Entertainment district around Ball Arena could be ready by 2032

The first phase of the development project to transform the parking lots of Ball Arena could be finished in the next seven years, an executive for Kroenke Sports & Entertainment said Wednesday.

“So, Phase 1, we’re projecting as of now a build out around all of Ball Arena by 2032,” the organization’s senior vice president of development, Matt Mahoney, told several Denver councilmembers.

He cautioned it’s a tentative timeline.

“Things change, right,” Mahoney added during the South Platte River Committee meeting.

Kroenke Sports and Entertainment got approval last year to develop 55-acres around Ball Arena to support the larger River Mile development project encompassing the land in and around Elitch Gardens.

The Ball Arena project is set to create a new city park, approximately 6,000 units of housing (with 18% being designated as affordable), and an entertainment district with new restaurant and retail.

The total project is expected to be completed around 2050.

What we know about Phase 1

The first phase will be the “entertainment district” around Ball Arena.

The entertainment district is expected to include a hotel, a potential new performance venue, multifamily housing and a pedestrian bridge going across Speer Boulevard to connect the sports venue with the rest of downtown.

Last month, the developers filed a concept plan for the bridge — marking the first addition to the planned neighborhood.

Kroenke Sports & Entertainment are planning to start construction on the first few assets in Phase 1A next year, with plans to complete it by 2029, Mahoney said.

Rendering of a bridge planned for the Ball Arena parking lot redevelopment. (Courtesy photo, Kroenke Sports & Entertainment)

2 affordable housing towers to come after

The conversation on the timeline came about as councilmembers on the committee created to focus on smarter developments along Denver’s main river questioned when affordable housing could be built on the site.

The city is working to hash out finer details for the development agreement it has set with Kroenke Sports & Entertainment in a measure that passed the South Platte River committee on Wednesday.

Most changes at Wednesday’s meeting dealt with the administration and management of linkage fees, a funding source for affordable housing.

The Ball Arena agreement has a provision where 20% of the linkage fee of up to $10 million would go into an escrow fund, while the rest of the linkage fee would go to the rest of Denver’s affordable housing, according to a city presentation.

The development agreement approved in 2018 for the River Mile development requires a linkage fee for the first 6.5 million square feet of nonresidential development to go into an escrow account for affordable housing on site.

The city is working to establish a special revenue fund to manage the escrow accounts.

Those funds would be held by ColoTrust, a Denver-based financial services firm specializing in local government investments.

Councilmember Jamie Torres asked about when the city would start to see the funds in the escrow accounts set up used, citing worries about whether the city would sit on the money for a long time to wait for Ball Arena’s developments to rise or what would happen if the major development never gets built as intended.

Mahoney specified the linkage fees aren’t allowed to be used for the first phase per the development agreement.

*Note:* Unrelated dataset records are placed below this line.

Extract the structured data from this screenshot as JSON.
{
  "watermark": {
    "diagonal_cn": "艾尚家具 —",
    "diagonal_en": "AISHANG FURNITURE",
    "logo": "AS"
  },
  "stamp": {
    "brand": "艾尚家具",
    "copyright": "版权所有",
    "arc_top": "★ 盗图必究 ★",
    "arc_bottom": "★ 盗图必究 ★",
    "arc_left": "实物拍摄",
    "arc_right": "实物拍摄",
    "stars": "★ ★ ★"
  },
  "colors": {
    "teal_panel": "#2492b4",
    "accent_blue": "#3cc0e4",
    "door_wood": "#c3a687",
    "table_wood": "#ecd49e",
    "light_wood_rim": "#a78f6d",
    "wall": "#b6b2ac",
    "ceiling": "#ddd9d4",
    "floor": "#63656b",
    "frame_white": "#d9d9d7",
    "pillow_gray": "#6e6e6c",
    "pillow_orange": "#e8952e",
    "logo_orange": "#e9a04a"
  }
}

The first phase of the Ball Arena project is also meant to help pay for future affordable housing projects within the neighborhood’s future phases, mostly for two towers with up to 300 units.

There could still be affordable housing built in the first phase, but they will be part of the 18% that Kroenke Sports & Entertainment agreed to include in a market-rate multifamily housing project.

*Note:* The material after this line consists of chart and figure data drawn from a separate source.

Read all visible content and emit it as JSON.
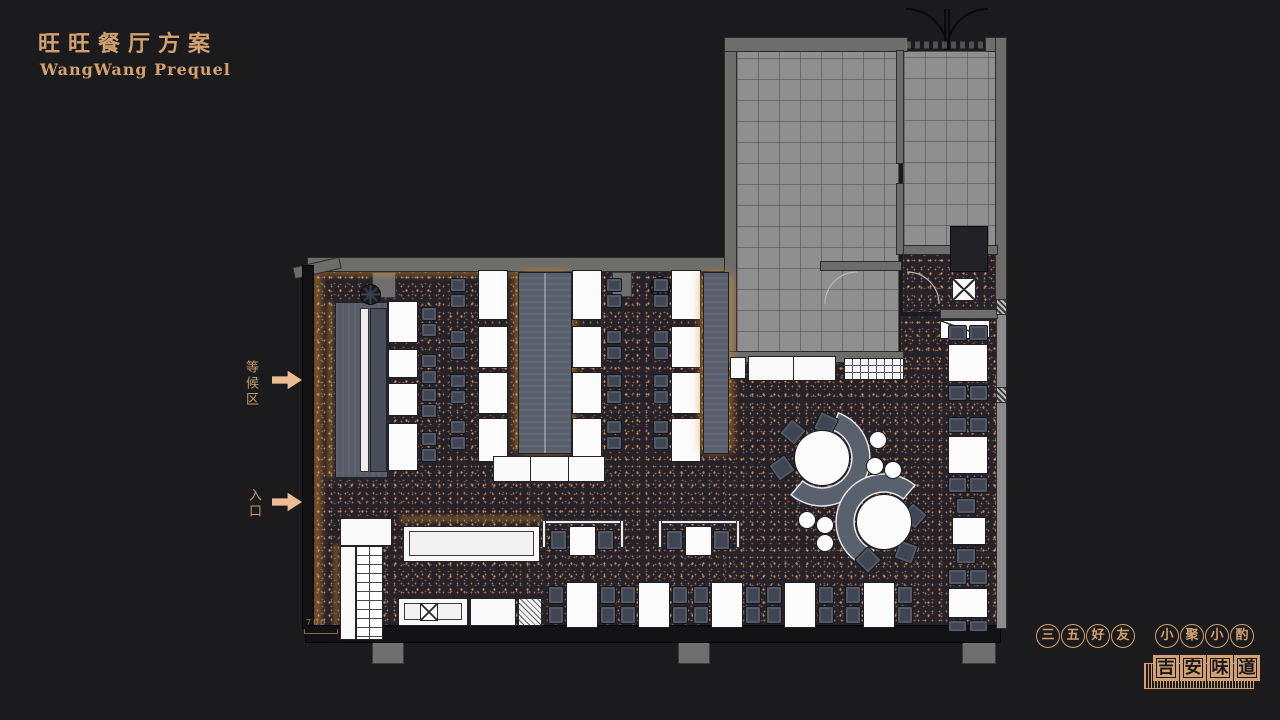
{
  "colors": {
    "background": "#1b1b1d",
    "accent_gold": "#d3a06e",
    "arrow": "#ecbd92",
    "floor_dark": "#26222a",
    "kitchen_gray": "#8f8f8f",
    "banquette_slate": "#59606d",
    "table_white": "#fbfbfb",
    "chair_slate": "#3f4552"
  },
  "header": {
    "title": "旺旺餐厅方案",
    "subtitle": "WangWang Prequel"
  },
  "annotations": {
    "waiting_area": "等候区",
    "entrance": "入口",
    "dimension": "700"
  },
  "footer": {
    "circle_phrase_1": [
      "三",
      "五",
      "好",
      "友"
    ],
    "circle_phrase_2": [
      "小",
      "聚",
      "小",
      "酌"
    ],
    "seal": [
      "吉",
      "安",
      "味",
      "道"
    ]
  },
  "plan": {
    "furniture": [
      {
        "t": "platform",
        "x": 35,
        "y": 282,
        "w": 53,
        "h": 176
      },
      {
        "t": "bar",
        "x": 60,
        "y": 288,
        "w": 9,
        "h": 164
      },
      {
        "t": "bench",
        "x": 70,
        "y": 288,
        "w": 17,
        "h": 164
      },
      {
        "t": "pier",
        "x": 72,
        "y": 252,
        "w": 24,
        "h": 26
      },
      {
        "t": "pier",
        "x": 312,
        "y": 252,
        "w": 20,
        "h": 25
      },
      {
        "t": "fan",
        "x": 60,
        "y": 264,
        "w": 21,
        "h": 21
      },
      {
        "t": "fan",
        "x": 350,
        "y": 257,
        "w": 21,
        "h": 21
      },
      {
        "t": "table",
        "x": 88,
        "y": 281,
        "w": 30,
        "h": 42
      },
      {
        "t": "table",
        "x": 88,
        "y": 329,
        "w": 30,
        "h": 29
      },
      {
        "t": "table",
        "x": 88,
        "y": 363,
        "w": 30,
        "h": 33
      },
      {
        "t": "table",
        "x": 88,
        "y": 403,
        "w": 30,
        "h": 48
      },
      {
        "t": "chair",
        "x": 121,
        "y": 287,
        "w": 16,
        "h": 14
      },
      {
        "t": "chair",
        "x": 121,
        "y": 303,
        "w": 16,
        "h": 14
      },
      {
        "t": "chair",
        "x": 121,
        "y": 334,
        "w": 16,
        "h": 14
      },
      {
        "t": "chair",
        "x": 121,
        "y": 350,
        "w": 16,
        "h": 14
      },
      {
        "t": "chair",
        "x": 121,
        "y": 368,
        "w": 16,
        "h": 14
      },
      {
        "t": "chair",
        "x": 121,
        "y": 384,
        "w": 16,
        "h": 14
      },
      {
        "t": "chair",
        "x": 121,
        "y": 412,
        "w": 16,
        "h": 14
      },
      {
        "t": "chair",
        "x": 121,
        "y": 428,
        "w": 16,
        "h": 14
      },
      {
        "t": "chair",
        "x": 150,
        "y": 258,
        "w": 16,
        "h": 14
      },
      {
        "t": "chair",
        "x": 150,
        "y": 274,
        "w": 16,
        "h": 14
      },
      {
        "t": "chair",
        "x": 150,
        "y": 310,
        "w": 16,
        "h": 14
      },
      {
        "t": "chair",
        "x": 150,
        "y": 326,
        "w": 16,
        "h": 14
      },
      {
        "t": "chair",
        "x": 150,
        "y": 354,
        "w": 16,
        "h": 14
      },
      {
        "t": "chair",
        "x": 150,
        "y": 370,
        "w": 16,
        "h": 14
      },
      {
        "t": "chair",
        "x": 150,
        "y": 400,
        "w": 16,
        "h": 14
      },
      {
        "t": "chair",
        "x": 150,
        "y": 416,
        "w": 16,
        "h": 14
      },
      {
        "t": "table",
        "x": 178,
        "y": 250,
        "w": 30,
        "h": 50
      },
      {
        "t": "table",
        "x": 178,
        "y": 306,
        "w": 30,
        "h": 42
      },
      {
        "t": "table",
        "x": 178,
        "y": 352,
        "w": 30,
        "h": 42
      },
      {
        "t": "table",
        "x": 178,
        "y": 398,
        "w": 30,
        "h": 44
      },
      {
        "t": "booth",
        "cls": "split",
        "x": 218,
        "y": 252,
        "w": 54,
        "h": 182
      },
      {
        "t": "table",
        "x": 272,
        "y": 250,
        "w": 30,
        "h": 50
      },
      {
        "t": "table",
        "x": 272,
        "y": 306,
        "w": 30,
        "h": 42
      },
      {
        "t": "table",
        "x": 272,
        "y": 352,
        "w": 30,
        "h": 42
      },
      {
        "t": "table",
        "x": 272,
        "y": 398,
        "w": 30,
        "h": 44
      },
      {
        "t": "chair",
        "x": 306,
        "y": 258,
        "w": 16,
        "h": 14
      },
      {
        "t": "chair",
        "x": 306,
        "y": 274,
        "w": 16,
        "h": 14
      },
      {
        "t": "chair",
        "x": 306,
        "y": 310,
        "w": 16,
        "h": 14
      },
      {
        "t": "chair",
        "x": 306,
        "y": 326,
        "w": 16,
        "h": 14
      },
      {
        "t": "chair",
        "x": 306,
        "y": 354,
        "w": 16,
        "h": 14
      },
      {
        "t": "chair",
        "x": 306,
        "y": 370,
        "w": 16,
        "h": 14
      },
      {
        "t": "chair",
        "x": 306,
        "y": 400,
        "w": 16,
        "h": 14
      },
      {
        "t": "chair",
        "x": 306,
        "y": 416,
        "w": 16,
        "h": 14
      },
      {
        "t": "counter",
        "cls": "seg3",
        "x": 193,
        "y": 436,
        "w": 112,
        "h": 26
      },
      {
        "t": "chair",
        "x": 353,
        "y": 258,
        "w": 16,
        "h": 14
      },
      {
        "t": "chair",
        "x": 353,
        "y": 274,
        "w": 16,
        "h": 14
      },
      {
        "t": "chair",
        "x": 353,
        "y": 310,
        "w": 16,
        "h": 14
      },
      {
        "t": "chair",
        "x": 353,
        "y": 326,
        "w": 16,
        "h": 14
      },
      {
        "t": "chair",
        "x": 353,
        "y": 354,
        "w": 16,
        "h": 14
      },
      {
        "t": "chair",
        "x": 353,
        "y": 370,
        "w": 16,
        "h": 14
      },
      {
        "t": "chair",
        "x": 353,
        "y": 400,
        "w": 16,
        "h": 14
      },
      {
        "t": "chair",
        "x": 353,
        "y": 416,
        "w": 16,
        "h": 14
      },
      {
        "t": "table",
        "x": 371,
        "y": 250,
        "w": 30,
        "h": 50
      },
      {
        "t": "table",
        "x": 371,
        "y": 306,
        "w": 30,
        "h": 42
      },
      {
        "t": "table",
        "x": 371,
        "y": 352,
        "w": 30,
        "h": 42
      },
      {
        "t": "table",
        "x": 371,
        "y": 398,
        "w": 30,
        "h": 44
      },
      {
        "t": "booth",
        "x": 403,
        "y": 252,
        "w": 26,
        "h": 182
      },
      {
        "t": "counter",
        "x": 430,
        "y": 337,
        "w": 16,
        "h": 22
      },
      {
        "t": "counter",
        "cls": "seg2",
        "x": 448,
        "y": 336,
        "w": 88,
        "h": 25
      },
      {
        "t": "gridbox",
        "x": 544,
        "y": 338,
        "w": 60,
        "h": 22
      },
      {
        "t": "xbox",
        "x": 652,
        "y": 258,
        "w": 24,
        "h": 23
      },
      {
        "t": "diagbox",
        "x": 640,
        "y": 300,
        "w": 50,
        "h": 19
      },
      {
        "t": "block",
        "x": 650,
        "y": 206,
        "w": 38,
        "h": 46
      },
      {
        "t": "chair",
        "x": 648,
        "y": 305,
        "w": 19,
        "h": 16
      },
      {
        "t": "chair",
        "x": 669,
        "y": 305,
        "w": 19,
        "h": 16
      },
      {
        "t": "table",
        "x": 648,
        "y": 324,
        "w": 40,
        "h": 38
      },
      {
        "t": "chair",
        "x": 648,
        "y": 365,
        "w": 19,
        "h": 16
      },
      {
        "t": "chair",
        "x": 669,
        "y": 365,
        "w": 19,
        "h": 16
      },
      {
        "t": "chair",
        "x": 648,
        "y": 397,
        "w": 19,
        "h": 16
      },
      {
        "t": "chair",
        "x": 669,
        "y": 397,
        "w": 19,
        "h": 16
      },
      {
        "t": "table",
        "x": 648,
        "y": 416,
        "w": 40,
        "h": 38
      },
      {
        "t": "chair",
        "x": 648,
        "y": 457,
        "w": 19,
        "h": 16
      },
      {
        "t": "chair",
        "x": 669,
        "y": 457,
        "w": 19,
        "h": 16
      },
      {
        "t": "chair",
        "x": 656,
        "y": 478,
        "w": 20,
        "h": 16
      },
      {
        "t": "table",
        "x": 652,
        "y": 497,
        "w": 34,
        "h": 28
      },
      {
        "t": "chair",
        "x": 656,
        "y": 528,
        "w": 20,
        "h": 16
      },
      {
        "t": "chair",
        "x": 648,
        "y": 549,
        "w": 19,
        "h": 16
      },
      {
        "t": "chair",
        "x": 669,
        "y": 549,
        "w": 19,
        "h": 16
      },
      {
        "t": "table",
        "x": 648,
        "y": 568,
        "w": 40,
        "h": 30
      },
      {
        "t": "chair",
        "x": 648,
        "y": 600,
        "w": 19,
        "h": 12
      },
      {
        "t": "chair",
        "x": 669,
        "y": 600,
        "w": 19,
        "h": 12
      },
      {
        "t": "chair",
        "x": 248,
        "y": 566,
        "w": 16,
        "h": 18
      },
      {
        "t": "chair",
        "x": 248,
        "y": 586,
        "w": 16,
        "h": 18
      },
      {
        "t": "table",
        "x": 266,
        "y": 562,
        "w": 32,
        "h": 46
      },
      {
        "t": "chair",
        "x": 300,
        "y": 566,
        "w": 16,
        "h": 18
      },
      {
        "t": "chair",
        "x": 300,
        "y": 586,
        "w": 16,
        "h": 18
      },
      {
        "t": "chair",
        "x": 320,
        "y": 566,
        "w": 16,
        "h": 18
      },
      {
        "t": "chair",
        "x": 320,
        "y": 586,
        "w": 16,
        "h": 18
      },
      {
        "t": "table",
        "x": 338,
        "y": 562,
        "w": 32,
        "h": 46
      },
      {
        "t": "chair",
        "x": 372,
        "y": 566,
        "w": 16,
        "h": 18
      },
      {
        "t": "chair",
        "x": 372,
        "y": 586,
        "w": 16,
        "h": 18
      },
      {
        "t": "chair",
        "x": 393,
        "y": 566,
        "w": 16,
        "h": 18
      },
      {
        "t": "chair",
        "x": 393,
        "y": 586,
        "w": 16,
        "h": 18
      },
      {
        "t": "table",
        "x": 411,
        "y": 562,
        "w": 32,
        "h": 46
      },
      {
        "t": "chair",
        "x": 445,
        "y": 566,
        "w": 16,
        "h": 18
      },
      {
        "t": "chair",
        "x": 445,
        "y": 586,
        "w": 16,
        "h": 18
      },
      {
        "t": "chair",
        "x": 466,
        "y": 566,
        "w": 16,
        "h": 18
      },
      {
        "t": "chair",
        "x": 466,
        "y": 586,
        "w": 16,
        "h": 18
      },
      {
        "t": "table",
        "x": 484,
        "y": 562,
        "w": 32,
        "h": 46
      },
      {
        "t": "chair",
        "x": 518,
        "y": 566,
        "w": 16,
        "h": 18
      },
      {
        "t": "chair",
        "x": 518,
        "y": 586,
        "w": 16,
        "h": 18
      },
      {
        "t": "chair",
        "x": 545,
        "y": 566,
        "w": 16,
        "h": 18
      },
      {
        "t": "chair",
        "x": 545,
        "y": 586,
        "w": 16,
        "h": 18
      },
      {
        "t": "table",
        "x": 563,
        "y": 562,
        "w": 32,
        "h": 46
      },
      {
        "t": "chair",
        "x": 597,
        "y": 566,
        "w": 16,
        "h": 18
      },
      {
        "t": "chair",
        "x": 597,
        "y": 586,
        "w": 16,
        "h": 18
      },
      {
        "t": "bar",
        "x": 242,
        "y": 500,
        "w": 82,
        "h": 4
      },
      {
        "t": "bar",
        "x": 242,
        "y": 500,
        "w": 4,
        "h": 28
      },
      {
        "t": "bar",
        "x": 320,
        "y": 500,
        "w": 4,
        "h": 28
      },
      {
        "t": "chair",
        "x": 250,
        "y": 510,
        "w": 17,
        "h": 20
      },
      {
        "t": "table",
        "x": 269,
        "y": 506,
        "w": 27,
        "h": 30
      },
      {
        "t": "chair",
        "x": 297,
        "y": 510,
        "w": 17,
        "h": 20
      },
      {
        "t": "bar",
        "x": 358,
        "y": 500,
        "w": 82,
        "h": 4
      },
      {
        "t": "bar",
        "x": 358,
        "y": 500,
        "w": 4,
        "h": 28
      },
      {
        "t": "bar",
        "x": 436,
        "y": 500,
        "w": 4,
        "h": 28
      },
      {
        "t": "chair",
        "x": 366,
        "y": 510,
        "w": 17,
        "h": 20
      },
      {
        "t": "table",
        "x": 385,
        "y": 506,
        "w": 27,
        "h": 30
      },
      {
        "t": "chair",
        "x": 413,
        "y": 510,
        "w": 17,
        "h": 20
      },
      {
        "t": "counter",
        "x": 40,
        "y": 498,
        "w": 52,
        "h": 28
      },
      {
        "t": "counter",
        "x": 40,
        "y": 526,
        "w": 16,
        "h": 94
      },
      {
        "t": "ladder",
        "x": 56,
        "y": 526,
        "w": 27,
        "h": 94
      },
      {
        "t": "counter",
        "cls": "inner",
        "x": 103,
        "y": 506,
        "w": 137,
        "h": 36
      },
      {
        "t": "counter",
        "cls": "inner",
        "x": 98,
        "y": 578,
        "w": 70,
        "h": 28
      },
      {
        "t": "xbox",
        "x": 120,
        "y": 583,
        "w": 18,
        "h": 18
      },
      {
        "t": "counter",
        "x": 170,
        "y": 578,
        "w": 46,
        "h": 28
      },
      {
        "t": "hatchbox",
        "x": 218,
        "y": 578,
        "w": 24,
        "h": 28
      },
      {
        "t": "rtable",
        "x": 494,
        "y": 410,
        "w": 56,
        "h": 56
      },
      {
        "t": "rtable",
        "x": 556,
        "y": 474,
        "w": 56,
        "h": 56
      },
      {
        "t": "chair",
        "x": 483,
        "y": 402,
        "w": 20,
        "h": 20,
        "rot": 40
      },
      {
        "t": "chair",
        "x": 516,
        "y": 394,
        "w": 20,
        "h": 20,
        "rot": 25
      },
      {
        "t": "chair",
        "x": 472,
        "y": 438,
        "w": 20,
        "h": 20,
        "rot": 55
      },
      {
        "t": "chair",
        "x": 604,
        "y": 486,
        "w": 20,
        "h": 20,
        "rot": 40
      },
      {
        "t": "chair",
        "x": 596,
        "y": 522,
        "w": 20,
        "h": 20,
        "rot": 20
      },
      {
        "t": "chair",
        "x": 558,
        "y": 530,
        "w": 20,
        "h": 20,
        "rot": 45
      },
      {
        "t": "stool",
        "x": 569,
        "y": 411,
        "w": 18,
        "h": 18
      },
      {
        "t": "stool",
        "x": 566,
        "y": 437,
        "w": 18,
        "h": 18
      },
      {
        "t": "stool",
        "x": 584,
        "y": 441,
        "w": 18,
        "h": 18
      },
      {
        "t": "stool",
        "x": 498,
        "y": 491,
        "w": 18,
        "h": 18
      },
      {
        "t": "stool",
        "x": 516,
        "y": 496,
        "w": 18,
        "h": 18
      },
      {
        "t": "stool",
        "x": 516,
        "y": 514,
        "w": 18,
        "h": 18
      },
      {
        "t": "pier",
        "x": 72,
        "y": 616,
        "w": 32,
        "h": 28
      },
      {
        "t": "pier",
        "x": 378,
        "y": 616,
        "w": 32,
        "h": 28
      },
      {
        "t": "pier",
        "x": 662,
        "y": 616,
        "w": 34,
        "h": 28
      }
    ]
  }
}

The funds raised during the first phase will mostly go toward building fully-affordable housing towers.

“It is loosely understood and hopeful that probably the linkage fees will be used to support two towers, that includes some deeply affordable, including maybe some permanent supportive housing that’s required,” said Andrew Johnston of Denver’s Department of Housing Stability.

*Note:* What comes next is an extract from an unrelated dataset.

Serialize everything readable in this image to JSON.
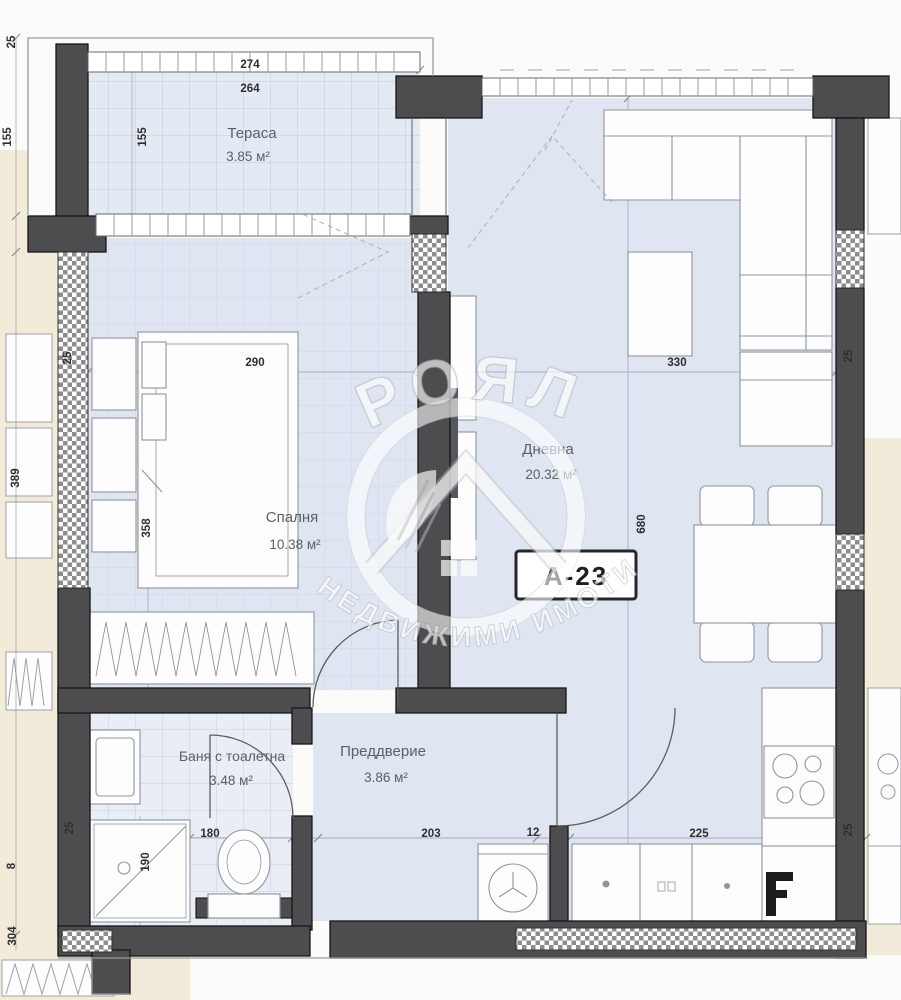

The revenues collected for affordable housing will be saved for projects set for phases two and three, he added, not for Ball Arena’s entertainment district.

While there’s not much planned yet for the later phases, one fully-affordable tower is set to be built in each of the second and third phases.

And when Torres asked when Phase 1 would wrap up –— the time when the escrow accounts will potentially be used — Mahoney answered the current plan is within the next seven years.

As for worries the project might never deliver on its promises, Councilmember Chris Hinds, who represents the district covering downtown Denver, mentioned the fund structure could help ensure affordable housing comes to Ball Arena’s new neighborhood.

“Not only is it to help fund that fully affordable tower,” he said, “I would take it as a bit of an incentive to moving forward with the development too.”